“I’m now going to teach you the secret of all martial arts” my sensei said to me. I was relieved; I’d just spent three times per week for the last six weeks learning and practicing my falls and at last I was going to learn “the good stuff.” My sensei then taught me happo no kuzushi (the eight forms of off balance). He very soberly informed me that “all attacks come from one of these directions” and that it was my ability to accept an attack from each of these directions that would determine my martial arts prowess. I’m sure he could tell how disappointed I was, since this was all Eastern philosophy mumbo jumbo to me and couldn’t possibly help me learn jujitsu. I just wanted to learn how to throw someone, and if not that, at least to learn how to break their arm, or something (As you can tell, I was bloodthirsty in those days!) He then told me to keep practicing my happo no kuzushi, and that as I achieved higher rank, it would mean more to me. I didn’t tell him this, but I knew he was wrong; there was no way happo no kuzushi could ever really help me learn jujitsu.
As I’m sure you may have guessed, despite my misgivings my sensei was right and I was wrong. The more rank I received, the more kuzushi meant to me. An epiphany came one day when I realized that my progress in attaining higher rank was driven by my better understanding of kuzushi, rather than simply obtaining a better understanding of kuzushi because of my rank.

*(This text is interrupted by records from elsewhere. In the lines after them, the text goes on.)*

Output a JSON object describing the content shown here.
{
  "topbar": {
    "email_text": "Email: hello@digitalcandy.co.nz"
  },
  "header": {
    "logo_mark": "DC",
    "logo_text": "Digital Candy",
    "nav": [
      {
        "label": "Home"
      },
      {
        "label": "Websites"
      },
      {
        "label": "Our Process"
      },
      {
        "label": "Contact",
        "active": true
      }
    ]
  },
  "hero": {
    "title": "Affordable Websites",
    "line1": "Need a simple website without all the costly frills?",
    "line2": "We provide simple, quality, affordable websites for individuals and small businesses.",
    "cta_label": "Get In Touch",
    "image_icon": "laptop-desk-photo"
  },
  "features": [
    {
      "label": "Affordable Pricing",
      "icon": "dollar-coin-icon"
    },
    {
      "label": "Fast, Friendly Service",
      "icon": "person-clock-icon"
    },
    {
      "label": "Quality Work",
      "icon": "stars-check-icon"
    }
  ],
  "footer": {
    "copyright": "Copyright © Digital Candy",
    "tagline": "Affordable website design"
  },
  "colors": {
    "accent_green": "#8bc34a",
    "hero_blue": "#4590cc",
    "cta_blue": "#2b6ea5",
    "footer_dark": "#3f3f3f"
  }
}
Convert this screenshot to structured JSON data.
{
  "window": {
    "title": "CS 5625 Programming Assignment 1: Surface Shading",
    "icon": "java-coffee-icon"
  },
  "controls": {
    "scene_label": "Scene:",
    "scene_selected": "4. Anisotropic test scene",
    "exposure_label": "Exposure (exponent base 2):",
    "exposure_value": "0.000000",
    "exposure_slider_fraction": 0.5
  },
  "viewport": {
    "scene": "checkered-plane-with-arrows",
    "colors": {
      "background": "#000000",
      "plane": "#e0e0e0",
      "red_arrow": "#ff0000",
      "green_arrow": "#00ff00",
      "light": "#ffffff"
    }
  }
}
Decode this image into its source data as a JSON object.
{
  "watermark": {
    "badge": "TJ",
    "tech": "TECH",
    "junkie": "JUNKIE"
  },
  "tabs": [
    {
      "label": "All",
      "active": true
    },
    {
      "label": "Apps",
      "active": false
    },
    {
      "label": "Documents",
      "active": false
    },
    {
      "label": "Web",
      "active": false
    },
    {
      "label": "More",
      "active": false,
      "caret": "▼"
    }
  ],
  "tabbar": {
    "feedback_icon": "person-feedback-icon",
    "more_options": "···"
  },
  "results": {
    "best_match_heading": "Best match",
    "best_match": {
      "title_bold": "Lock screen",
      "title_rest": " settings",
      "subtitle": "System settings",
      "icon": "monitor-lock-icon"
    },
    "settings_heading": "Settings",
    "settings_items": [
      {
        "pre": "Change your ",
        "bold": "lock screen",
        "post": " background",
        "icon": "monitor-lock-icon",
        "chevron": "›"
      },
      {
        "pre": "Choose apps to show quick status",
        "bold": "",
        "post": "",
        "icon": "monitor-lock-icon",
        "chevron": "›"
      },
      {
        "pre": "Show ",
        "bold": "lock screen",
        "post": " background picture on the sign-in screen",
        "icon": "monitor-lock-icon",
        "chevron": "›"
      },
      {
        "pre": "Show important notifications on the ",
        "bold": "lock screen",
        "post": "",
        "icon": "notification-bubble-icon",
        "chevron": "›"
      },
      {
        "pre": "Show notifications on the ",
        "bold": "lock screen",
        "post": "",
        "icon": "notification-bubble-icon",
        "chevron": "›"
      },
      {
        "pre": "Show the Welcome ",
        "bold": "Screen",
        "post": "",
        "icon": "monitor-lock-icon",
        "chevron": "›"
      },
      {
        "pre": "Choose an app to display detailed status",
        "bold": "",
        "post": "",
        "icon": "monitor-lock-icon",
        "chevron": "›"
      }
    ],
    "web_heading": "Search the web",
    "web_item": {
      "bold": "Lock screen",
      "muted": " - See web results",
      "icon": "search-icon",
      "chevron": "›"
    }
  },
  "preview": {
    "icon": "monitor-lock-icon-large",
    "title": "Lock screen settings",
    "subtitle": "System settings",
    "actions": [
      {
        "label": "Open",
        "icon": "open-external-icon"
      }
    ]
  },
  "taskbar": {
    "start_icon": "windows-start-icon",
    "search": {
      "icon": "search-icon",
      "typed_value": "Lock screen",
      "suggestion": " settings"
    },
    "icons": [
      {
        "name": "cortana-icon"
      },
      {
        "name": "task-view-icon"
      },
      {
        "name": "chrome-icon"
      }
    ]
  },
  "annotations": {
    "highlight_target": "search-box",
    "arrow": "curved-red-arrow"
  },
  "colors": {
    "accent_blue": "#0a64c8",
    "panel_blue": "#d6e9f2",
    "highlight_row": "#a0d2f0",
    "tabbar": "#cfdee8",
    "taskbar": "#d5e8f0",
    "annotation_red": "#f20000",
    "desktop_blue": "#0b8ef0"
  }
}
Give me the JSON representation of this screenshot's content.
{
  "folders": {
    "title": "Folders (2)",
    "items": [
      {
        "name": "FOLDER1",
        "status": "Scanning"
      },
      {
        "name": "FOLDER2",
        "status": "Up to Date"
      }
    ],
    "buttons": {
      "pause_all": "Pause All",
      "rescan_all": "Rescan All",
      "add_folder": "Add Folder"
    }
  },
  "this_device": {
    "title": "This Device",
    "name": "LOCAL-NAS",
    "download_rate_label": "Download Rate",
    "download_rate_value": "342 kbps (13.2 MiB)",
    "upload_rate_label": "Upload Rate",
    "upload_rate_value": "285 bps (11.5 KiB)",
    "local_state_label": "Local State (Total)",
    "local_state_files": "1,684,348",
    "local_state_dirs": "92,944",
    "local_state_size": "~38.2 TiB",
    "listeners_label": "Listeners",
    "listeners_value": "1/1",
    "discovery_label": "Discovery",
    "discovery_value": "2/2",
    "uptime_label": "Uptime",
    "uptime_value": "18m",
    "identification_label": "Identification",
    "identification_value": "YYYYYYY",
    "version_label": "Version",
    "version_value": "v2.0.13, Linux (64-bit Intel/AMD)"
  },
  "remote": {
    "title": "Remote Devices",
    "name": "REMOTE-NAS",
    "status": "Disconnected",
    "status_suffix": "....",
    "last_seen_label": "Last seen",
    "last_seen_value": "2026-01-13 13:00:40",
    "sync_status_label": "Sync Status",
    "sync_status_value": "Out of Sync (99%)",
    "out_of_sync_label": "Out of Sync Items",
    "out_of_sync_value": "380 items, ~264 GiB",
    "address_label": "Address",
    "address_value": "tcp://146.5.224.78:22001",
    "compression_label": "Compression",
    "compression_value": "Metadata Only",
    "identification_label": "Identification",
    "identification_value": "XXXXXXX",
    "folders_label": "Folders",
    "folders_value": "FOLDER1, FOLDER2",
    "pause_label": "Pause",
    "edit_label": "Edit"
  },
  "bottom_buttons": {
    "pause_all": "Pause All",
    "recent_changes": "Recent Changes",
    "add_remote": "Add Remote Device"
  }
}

At its simplest level, kuzushi means off balance and involves the use of the other person’s motion. I believe that most jujitsuans understand this intellectually, yet they have not made this intellectual understanding an integral part of their jujitsu. They don’t practice it, instead when an attack comes, they are more interested in stopping the attack and countering than they are in accepting the attack and allowing the attacker to choose his own way to die, by virtue of his kuzushi determining the technique to be used while he is in motion.”